Our study showed that opioid-dependent subjects with HCV have poorer general intellectual ability and abstract reasoning than subjects without HCV and HC. Although the opioid-dependent groups with or without HCV both performed poorly in decision-making and visual working memory tasks, the magnitude of dysfunction was higher in subjects with HCV. Moreover, the impairment in verbal working memory was seen only in HCV-positive subjects. These findings suggest greater neurocognitive impairment in comorbid OD and HCV infected patients. The untreated cognitive impairment may adversely affect treatment adherence and outcome.13, 14
Future research should ascertain the reversal of such impairment after successful treatment with directly acting antivirals under India’s national program wherein all oral antiviral therapy (Sofosbuvir plus NS5A inhibitor) is made available free of charge to the patient at a local government hospital.
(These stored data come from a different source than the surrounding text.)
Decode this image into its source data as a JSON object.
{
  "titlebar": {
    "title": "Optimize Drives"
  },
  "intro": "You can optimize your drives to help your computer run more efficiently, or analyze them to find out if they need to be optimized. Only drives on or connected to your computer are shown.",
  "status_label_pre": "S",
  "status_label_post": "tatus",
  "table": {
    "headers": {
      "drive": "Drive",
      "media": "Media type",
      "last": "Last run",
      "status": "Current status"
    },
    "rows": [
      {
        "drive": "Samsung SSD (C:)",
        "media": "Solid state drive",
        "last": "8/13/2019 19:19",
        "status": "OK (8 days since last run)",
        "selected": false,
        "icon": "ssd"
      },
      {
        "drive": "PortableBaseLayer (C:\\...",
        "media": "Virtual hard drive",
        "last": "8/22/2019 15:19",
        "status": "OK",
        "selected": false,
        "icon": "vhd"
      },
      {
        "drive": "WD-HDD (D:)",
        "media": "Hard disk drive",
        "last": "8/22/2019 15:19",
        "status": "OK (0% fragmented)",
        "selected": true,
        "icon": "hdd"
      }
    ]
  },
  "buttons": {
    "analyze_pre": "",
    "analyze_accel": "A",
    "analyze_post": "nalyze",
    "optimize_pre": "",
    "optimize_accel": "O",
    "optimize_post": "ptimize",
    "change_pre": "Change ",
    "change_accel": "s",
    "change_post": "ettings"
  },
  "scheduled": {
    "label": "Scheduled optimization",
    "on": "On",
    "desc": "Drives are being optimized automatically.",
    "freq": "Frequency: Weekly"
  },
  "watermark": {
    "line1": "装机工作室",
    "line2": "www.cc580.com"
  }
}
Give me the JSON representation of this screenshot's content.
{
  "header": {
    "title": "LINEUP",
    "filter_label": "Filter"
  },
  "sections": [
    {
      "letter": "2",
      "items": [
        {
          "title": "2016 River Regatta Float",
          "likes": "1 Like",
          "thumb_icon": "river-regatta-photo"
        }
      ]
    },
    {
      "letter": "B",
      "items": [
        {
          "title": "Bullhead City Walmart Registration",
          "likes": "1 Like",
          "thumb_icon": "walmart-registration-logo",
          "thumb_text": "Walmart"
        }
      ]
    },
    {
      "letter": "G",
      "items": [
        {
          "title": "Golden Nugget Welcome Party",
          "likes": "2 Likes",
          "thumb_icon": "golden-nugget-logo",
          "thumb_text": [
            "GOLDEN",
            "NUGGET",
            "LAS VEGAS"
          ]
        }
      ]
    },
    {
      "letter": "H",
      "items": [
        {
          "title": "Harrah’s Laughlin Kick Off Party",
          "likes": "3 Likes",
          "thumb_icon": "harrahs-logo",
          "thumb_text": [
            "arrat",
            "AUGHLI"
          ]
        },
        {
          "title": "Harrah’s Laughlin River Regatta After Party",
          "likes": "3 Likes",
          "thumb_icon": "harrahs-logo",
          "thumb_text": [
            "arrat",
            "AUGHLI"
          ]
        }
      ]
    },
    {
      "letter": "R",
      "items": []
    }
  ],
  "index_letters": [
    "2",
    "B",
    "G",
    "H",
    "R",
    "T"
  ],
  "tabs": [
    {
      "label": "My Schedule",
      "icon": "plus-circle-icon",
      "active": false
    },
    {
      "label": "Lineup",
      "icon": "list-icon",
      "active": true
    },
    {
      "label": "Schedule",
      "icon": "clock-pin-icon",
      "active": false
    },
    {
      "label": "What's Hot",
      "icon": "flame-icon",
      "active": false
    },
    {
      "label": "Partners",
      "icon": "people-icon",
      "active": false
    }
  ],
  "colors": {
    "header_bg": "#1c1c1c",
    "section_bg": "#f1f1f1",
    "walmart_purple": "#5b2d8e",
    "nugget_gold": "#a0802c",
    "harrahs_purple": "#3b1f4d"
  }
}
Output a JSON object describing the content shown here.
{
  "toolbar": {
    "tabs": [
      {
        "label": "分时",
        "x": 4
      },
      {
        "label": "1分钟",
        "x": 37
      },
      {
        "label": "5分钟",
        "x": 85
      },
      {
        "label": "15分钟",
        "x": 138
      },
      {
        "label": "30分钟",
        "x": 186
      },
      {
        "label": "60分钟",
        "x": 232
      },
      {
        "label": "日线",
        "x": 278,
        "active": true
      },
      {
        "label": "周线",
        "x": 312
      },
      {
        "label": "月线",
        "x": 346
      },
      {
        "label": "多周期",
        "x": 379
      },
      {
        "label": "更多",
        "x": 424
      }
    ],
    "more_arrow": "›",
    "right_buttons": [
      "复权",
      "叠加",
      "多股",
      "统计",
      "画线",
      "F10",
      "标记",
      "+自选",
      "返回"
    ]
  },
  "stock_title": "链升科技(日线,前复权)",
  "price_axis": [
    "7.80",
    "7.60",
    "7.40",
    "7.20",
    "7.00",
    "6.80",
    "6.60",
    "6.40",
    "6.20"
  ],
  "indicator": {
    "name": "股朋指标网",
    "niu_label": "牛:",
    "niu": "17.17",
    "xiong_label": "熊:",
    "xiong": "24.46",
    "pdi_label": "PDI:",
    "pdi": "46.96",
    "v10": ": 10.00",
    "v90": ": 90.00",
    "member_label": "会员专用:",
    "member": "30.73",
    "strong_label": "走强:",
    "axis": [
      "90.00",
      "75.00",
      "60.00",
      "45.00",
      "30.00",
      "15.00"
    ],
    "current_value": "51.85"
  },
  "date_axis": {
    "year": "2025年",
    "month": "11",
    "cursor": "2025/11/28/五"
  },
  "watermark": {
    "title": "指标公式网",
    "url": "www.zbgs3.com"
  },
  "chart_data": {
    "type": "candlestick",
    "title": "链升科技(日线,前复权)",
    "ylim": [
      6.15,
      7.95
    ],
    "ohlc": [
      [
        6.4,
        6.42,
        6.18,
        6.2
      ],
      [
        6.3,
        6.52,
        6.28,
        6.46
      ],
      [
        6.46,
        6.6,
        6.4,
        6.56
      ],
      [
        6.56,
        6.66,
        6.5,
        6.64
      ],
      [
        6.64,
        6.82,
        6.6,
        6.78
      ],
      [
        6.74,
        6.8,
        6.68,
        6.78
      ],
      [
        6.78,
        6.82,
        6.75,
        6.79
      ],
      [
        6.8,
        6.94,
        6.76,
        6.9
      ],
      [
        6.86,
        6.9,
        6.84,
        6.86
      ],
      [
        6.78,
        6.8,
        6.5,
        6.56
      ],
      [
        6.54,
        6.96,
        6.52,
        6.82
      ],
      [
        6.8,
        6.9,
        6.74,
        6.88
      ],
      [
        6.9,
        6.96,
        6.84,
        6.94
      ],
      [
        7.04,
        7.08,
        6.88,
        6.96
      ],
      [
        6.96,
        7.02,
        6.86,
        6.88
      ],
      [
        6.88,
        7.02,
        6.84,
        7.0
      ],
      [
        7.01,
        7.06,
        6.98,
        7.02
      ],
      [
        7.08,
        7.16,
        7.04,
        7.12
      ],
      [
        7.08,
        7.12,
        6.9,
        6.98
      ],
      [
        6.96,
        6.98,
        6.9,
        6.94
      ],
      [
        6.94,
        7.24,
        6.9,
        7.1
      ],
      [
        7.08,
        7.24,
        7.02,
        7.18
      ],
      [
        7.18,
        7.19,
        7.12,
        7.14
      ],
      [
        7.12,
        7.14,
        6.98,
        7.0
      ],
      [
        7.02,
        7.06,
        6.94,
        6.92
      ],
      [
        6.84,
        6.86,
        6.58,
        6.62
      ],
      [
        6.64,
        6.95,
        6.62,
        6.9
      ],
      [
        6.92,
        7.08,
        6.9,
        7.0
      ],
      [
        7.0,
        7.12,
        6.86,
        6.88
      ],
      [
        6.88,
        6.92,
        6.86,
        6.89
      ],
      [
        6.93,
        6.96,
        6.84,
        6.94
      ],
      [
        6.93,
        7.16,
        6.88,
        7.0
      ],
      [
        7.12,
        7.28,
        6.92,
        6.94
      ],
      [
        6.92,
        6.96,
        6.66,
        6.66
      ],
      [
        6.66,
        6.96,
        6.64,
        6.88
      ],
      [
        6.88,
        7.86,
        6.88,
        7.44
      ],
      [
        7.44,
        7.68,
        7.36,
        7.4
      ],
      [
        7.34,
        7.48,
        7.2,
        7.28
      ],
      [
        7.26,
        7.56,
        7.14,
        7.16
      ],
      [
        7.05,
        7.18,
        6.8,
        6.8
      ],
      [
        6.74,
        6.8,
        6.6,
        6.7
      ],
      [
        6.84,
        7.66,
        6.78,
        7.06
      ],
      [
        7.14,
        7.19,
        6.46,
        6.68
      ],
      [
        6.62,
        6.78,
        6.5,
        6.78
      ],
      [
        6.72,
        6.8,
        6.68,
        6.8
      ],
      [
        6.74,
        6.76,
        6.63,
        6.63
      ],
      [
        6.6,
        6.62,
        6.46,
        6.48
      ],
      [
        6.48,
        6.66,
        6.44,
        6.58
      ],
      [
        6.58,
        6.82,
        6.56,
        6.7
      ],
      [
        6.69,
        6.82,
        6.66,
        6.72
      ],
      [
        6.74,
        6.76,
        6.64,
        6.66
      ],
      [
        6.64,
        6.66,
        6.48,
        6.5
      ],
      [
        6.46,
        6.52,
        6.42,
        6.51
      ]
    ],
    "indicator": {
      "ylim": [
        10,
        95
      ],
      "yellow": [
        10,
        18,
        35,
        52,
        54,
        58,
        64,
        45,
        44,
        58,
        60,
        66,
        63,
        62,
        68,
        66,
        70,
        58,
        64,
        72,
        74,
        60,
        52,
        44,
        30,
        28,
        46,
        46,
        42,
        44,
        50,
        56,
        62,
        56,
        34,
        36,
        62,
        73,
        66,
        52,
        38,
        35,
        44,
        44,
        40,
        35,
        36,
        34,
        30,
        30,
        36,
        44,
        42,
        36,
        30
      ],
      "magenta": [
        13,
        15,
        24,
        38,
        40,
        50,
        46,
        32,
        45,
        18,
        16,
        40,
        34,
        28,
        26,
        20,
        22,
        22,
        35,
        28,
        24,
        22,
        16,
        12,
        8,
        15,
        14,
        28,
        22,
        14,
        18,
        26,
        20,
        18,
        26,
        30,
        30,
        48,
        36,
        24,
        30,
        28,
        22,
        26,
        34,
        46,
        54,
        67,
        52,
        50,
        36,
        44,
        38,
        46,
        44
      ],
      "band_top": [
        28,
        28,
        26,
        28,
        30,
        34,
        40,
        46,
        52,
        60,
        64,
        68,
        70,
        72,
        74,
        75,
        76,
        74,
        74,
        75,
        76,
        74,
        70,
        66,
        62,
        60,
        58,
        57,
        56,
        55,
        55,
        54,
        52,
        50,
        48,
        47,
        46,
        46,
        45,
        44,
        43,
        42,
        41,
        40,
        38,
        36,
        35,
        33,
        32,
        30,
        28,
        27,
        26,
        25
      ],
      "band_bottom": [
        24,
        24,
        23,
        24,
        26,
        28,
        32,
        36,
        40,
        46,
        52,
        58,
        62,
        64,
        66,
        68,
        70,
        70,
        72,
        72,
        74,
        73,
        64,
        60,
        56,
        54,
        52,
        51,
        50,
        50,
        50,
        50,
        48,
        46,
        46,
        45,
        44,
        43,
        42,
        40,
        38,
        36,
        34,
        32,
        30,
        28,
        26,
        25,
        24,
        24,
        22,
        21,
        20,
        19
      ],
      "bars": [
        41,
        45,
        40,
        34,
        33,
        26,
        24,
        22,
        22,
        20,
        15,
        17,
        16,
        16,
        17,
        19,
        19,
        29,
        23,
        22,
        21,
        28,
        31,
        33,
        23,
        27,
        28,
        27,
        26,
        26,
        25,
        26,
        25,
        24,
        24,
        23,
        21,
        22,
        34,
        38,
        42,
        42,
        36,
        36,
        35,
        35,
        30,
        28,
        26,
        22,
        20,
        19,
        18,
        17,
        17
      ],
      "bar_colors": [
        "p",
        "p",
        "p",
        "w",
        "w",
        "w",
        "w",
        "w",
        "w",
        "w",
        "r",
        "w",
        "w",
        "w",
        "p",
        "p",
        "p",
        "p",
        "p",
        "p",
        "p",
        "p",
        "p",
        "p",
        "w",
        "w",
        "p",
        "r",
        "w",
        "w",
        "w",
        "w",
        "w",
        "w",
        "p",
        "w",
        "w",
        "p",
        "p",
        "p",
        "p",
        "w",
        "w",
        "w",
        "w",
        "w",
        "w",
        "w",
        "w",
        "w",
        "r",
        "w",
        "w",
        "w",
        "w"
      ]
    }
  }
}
The linkage of opioid agonist treatment centers and HCV therapy will augment the improvement in neurocognitive impairment due to concurrent HCV infection and substance abuse, improving quality of life and health outcomes. 42 Future studies should also test the association between HCV parameters and cognitive functions in a larger sample and a longitudinal design to ascertain the potential causal association between HCV infection and neurocognitive dysfunctions in patients with OD. Studies should also investigate the effect of neurocognitive dysfunctions on functional and treatment outcomes among opioid-dependent patients with HCV.
Footnotes
Declaration of Conflicting Interests
The authors declared no potential conflicts of interest with respect to the research, authorship, and/or publication of this article.
Funding
The authors received no financial support for the research, authorship, and/or publication of this article.